Рослый охранник схватил что-то со стола, замахнулся и тут же упал, зажимая руками лицо, брызнувшее красным. Игорь развернулся, роняя на пол стулья, и в длинном прыжке догнал, повалил на пол еще одного у самой двери; они прокатились по полу, но уже через секунду скалолаз поднялся и дважды взмахнул своим ломиком. На входе бился в агонии третий, здоровенный санитар, пальцы его пытались сложить кишки в распоротый живот, на губах пузырилась пена. Женька, сжимая в руке окровавленный нож, пытался достать последнего охранника, с нашивками на рукаве, одна рука у того уже висела плетью, удар пришелся со спины в плечо, но страха в глазах не было. Охранник легко, гибко уклонялся, сблокировал замах ножа снизу и тут же с разворота с кошачьей ловкостью достал Женьку локтем под ребра и той же рукой отбил в затылок. Женька упал на пол, перевернулся, изогнувшись, с огромным трудом увернулся от прямого удара ноги в лицо — ботинок оставил на скуле кровавый след — закатился под стол, скользнул на ту сторону и встал, опрокидывая за спину какие-то стеллажи, перекинул нож в другую руку, а охранник уже выхватывал из пирамиды автомат, неловко снимая предохранитель… Игорь прыгнул сбоку, пытаясь выбить оружие и не очень удачно, уронил свой прут, но упали они вместе с охранником, а Женька ударил ножом почти наугад через ножку стола и попал неожиданно точно — вскочивший на ноги сержант сам напоролся на лезвие.

Все кончилось.

Женька вытер со лба пот, смешанный с чужой кровью, и оглянулся, переводя дыхание. Допрашивать было некого. На полу валялось четыре трупа в белых халатах, по которым медленно расползался красный цвет. Женька вытер нож и убрал его в чехол на запястье. Потом посмотрел на свои руки. Игорь поднял автомат и передернул затвор, досылая патрон в патронник.

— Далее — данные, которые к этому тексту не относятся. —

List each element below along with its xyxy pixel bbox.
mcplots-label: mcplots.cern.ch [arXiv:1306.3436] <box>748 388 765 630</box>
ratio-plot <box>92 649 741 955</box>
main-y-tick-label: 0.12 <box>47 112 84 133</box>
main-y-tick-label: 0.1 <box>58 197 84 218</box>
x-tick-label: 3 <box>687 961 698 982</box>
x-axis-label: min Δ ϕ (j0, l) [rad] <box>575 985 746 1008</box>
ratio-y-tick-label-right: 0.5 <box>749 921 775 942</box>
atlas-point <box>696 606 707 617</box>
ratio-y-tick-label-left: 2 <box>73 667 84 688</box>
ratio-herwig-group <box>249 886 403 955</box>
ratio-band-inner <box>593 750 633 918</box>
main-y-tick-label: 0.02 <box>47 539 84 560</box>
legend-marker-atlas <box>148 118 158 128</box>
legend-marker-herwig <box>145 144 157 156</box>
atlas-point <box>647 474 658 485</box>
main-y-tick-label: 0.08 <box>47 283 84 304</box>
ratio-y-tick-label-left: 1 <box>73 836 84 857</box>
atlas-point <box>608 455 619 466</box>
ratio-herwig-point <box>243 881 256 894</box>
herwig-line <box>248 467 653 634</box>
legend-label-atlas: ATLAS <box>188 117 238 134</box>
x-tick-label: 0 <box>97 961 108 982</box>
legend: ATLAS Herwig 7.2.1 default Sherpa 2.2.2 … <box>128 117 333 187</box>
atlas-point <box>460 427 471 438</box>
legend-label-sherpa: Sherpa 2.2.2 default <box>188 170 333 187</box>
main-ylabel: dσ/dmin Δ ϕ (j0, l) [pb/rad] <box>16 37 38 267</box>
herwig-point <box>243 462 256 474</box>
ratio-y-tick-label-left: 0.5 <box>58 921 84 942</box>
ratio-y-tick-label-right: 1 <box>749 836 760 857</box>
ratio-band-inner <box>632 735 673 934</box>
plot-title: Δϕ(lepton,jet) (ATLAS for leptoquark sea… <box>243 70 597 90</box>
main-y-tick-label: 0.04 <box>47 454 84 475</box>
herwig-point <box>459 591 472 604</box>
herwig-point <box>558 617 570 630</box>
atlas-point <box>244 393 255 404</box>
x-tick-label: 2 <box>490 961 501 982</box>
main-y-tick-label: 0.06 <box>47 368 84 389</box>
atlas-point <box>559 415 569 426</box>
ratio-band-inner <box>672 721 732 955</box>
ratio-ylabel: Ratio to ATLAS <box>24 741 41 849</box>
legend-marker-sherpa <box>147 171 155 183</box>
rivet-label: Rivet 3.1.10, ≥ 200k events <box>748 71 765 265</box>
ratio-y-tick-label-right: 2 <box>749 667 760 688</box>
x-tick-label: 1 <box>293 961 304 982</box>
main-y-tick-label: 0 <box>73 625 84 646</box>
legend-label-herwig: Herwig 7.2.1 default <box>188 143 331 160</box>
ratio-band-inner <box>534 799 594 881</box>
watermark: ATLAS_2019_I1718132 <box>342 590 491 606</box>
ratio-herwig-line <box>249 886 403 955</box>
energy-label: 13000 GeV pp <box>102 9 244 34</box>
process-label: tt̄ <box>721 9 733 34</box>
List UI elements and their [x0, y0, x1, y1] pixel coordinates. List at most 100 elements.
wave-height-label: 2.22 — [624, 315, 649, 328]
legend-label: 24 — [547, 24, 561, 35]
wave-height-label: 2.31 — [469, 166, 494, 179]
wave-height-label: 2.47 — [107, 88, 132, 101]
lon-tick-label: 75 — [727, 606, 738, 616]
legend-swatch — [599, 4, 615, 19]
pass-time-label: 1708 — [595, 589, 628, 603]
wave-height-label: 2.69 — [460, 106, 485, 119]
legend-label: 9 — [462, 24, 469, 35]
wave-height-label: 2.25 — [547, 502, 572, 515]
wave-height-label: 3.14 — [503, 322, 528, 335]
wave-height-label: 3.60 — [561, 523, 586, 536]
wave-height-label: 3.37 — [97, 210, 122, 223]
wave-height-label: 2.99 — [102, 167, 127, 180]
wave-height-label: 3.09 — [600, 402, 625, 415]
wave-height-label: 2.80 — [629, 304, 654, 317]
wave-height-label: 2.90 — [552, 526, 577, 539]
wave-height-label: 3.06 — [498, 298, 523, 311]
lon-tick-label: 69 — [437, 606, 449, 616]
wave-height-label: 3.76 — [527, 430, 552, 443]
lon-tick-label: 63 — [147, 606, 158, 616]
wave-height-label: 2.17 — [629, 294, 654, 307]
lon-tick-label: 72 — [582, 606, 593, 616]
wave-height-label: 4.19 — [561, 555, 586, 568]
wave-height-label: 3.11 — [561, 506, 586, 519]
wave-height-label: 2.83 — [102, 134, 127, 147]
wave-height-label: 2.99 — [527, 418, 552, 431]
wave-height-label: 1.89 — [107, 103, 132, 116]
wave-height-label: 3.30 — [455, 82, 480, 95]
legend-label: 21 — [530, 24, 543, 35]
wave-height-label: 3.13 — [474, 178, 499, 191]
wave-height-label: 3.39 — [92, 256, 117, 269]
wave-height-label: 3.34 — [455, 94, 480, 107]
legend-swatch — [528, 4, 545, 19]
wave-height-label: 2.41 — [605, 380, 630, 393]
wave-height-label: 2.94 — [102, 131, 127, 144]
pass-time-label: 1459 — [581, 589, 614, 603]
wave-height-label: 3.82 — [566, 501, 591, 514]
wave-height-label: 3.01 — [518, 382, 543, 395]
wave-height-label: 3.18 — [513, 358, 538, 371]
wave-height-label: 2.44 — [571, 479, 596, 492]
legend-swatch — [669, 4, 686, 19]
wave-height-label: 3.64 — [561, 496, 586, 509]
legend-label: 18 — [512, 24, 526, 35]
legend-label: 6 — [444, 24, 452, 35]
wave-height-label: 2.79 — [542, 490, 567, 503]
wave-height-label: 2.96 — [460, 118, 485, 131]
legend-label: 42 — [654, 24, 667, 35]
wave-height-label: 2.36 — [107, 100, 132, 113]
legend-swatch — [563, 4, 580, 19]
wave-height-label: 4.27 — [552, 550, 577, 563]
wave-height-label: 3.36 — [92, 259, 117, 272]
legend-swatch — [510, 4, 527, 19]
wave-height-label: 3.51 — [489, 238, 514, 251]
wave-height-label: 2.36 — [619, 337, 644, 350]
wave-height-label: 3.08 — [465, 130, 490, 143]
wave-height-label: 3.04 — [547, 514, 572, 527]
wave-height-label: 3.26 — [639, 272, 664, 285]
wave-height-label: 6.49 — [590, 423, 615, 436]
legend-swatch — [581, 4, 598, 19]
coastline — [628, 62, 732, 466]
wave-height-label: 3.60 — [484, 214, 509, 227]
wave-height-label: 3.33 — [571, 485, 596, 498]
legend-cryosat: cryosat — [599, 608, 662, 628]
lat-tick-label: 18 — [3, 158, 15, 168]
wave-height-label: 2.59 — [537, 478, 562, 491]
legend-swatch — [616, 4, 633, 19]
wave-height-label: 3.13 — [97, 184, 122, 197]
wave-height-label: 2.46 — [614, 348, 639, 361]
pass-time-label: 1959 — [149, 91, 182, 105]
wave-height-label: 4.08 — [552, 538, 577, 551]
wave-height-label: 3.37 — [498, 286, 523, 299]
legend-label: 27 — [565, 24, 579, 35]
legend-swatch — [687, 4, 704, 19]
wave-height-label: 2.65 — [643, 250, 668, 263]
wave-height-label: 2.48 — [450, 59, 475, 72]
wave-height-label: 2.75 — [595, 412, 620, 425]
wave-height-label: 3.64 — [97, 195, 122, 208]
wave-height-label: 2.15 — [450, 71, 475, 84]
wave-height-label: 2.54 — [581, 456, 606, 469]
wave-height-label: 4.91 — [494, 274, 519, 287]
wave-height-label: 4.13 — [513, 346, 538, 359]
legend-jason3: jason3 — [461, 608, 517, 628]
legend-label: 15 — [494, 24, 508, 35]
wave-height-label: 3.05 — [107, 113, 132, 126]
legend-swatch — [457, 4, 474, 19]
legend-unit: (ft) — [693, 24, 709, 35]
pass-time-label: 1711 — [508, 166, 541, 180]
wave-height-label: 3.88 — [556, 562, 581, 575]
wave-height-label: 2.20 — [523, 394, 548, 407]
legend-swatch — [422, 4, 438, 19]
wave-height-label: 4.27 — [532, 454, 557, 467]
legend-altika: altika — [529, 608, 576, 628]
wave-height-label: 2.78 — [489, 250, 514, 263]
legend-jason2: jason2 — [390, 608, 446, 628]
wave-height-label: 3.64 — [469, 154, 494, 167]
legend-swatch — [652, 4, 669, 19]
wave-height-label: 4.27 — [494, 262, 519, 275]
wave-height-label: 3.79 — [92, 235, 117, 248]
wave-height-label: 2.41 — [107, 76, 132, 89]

— Система какая-то странная, — удивился Игорь. — Похоже на «Калашников». Только это не «Калашников».

— Потом разберешься. Бери браслет — вот, смотри, здесь треугольный ключик, и выпускай наших. Они должны быть на этом этаже. И всех сюда. Только не шумите.

— А ты?

— Я пока разберусь с этим хозяйством. Кстати, возьми.

Женька вытащил из стеклянной коробки на входе пригоршню «гусениц» и протянул Игорю.

— Это носовой фильтр, вроде противогаза. В любую ноздрю, каждому и поглубже. Дальше он сам пролезет. Давай, Угорь, времени очень мало.

Им повезло. Они успели открыть все камеры на этаже и вытащить в коридор тех, кто сразу не смог идти, а тревоги все еще не было. Информация от видеоглазков выходила на экраны, на тот пульт, где сейчас колдовал Женька, поэтому неизбежная суматоха оставалась невидимой для охраны. Скалолазы тихо переговаривались, перевязывали раненых, разбирали оружие и средства защиты. Вопросов почти не задавали. Прошло уже около десяти минут, на лестнице стоял Лешка в обруче и с автоматом. Заплывшие, в кровоподтеках, почти невидимые глаза, на шее кривыми пятнами ожоги. Свою бирку Лешка изломал и номер, в наказание, ему выжигали окурками. Чуть в стороне, возле окошка, Гера и Мишка вынимали из рамы последние осколки стекла. У пирамиды с оружием Юлька укладывала в сумку рожки с патронами. Все было тихо. Им действительно везло. Женька переключил что-то на пульте и обернулся к остальным.

— Все, уходим.

— Куда уходим?! А Паша? — Оксана смотрела прямо на Женьку широко раскрытыми, почти безумными глазами.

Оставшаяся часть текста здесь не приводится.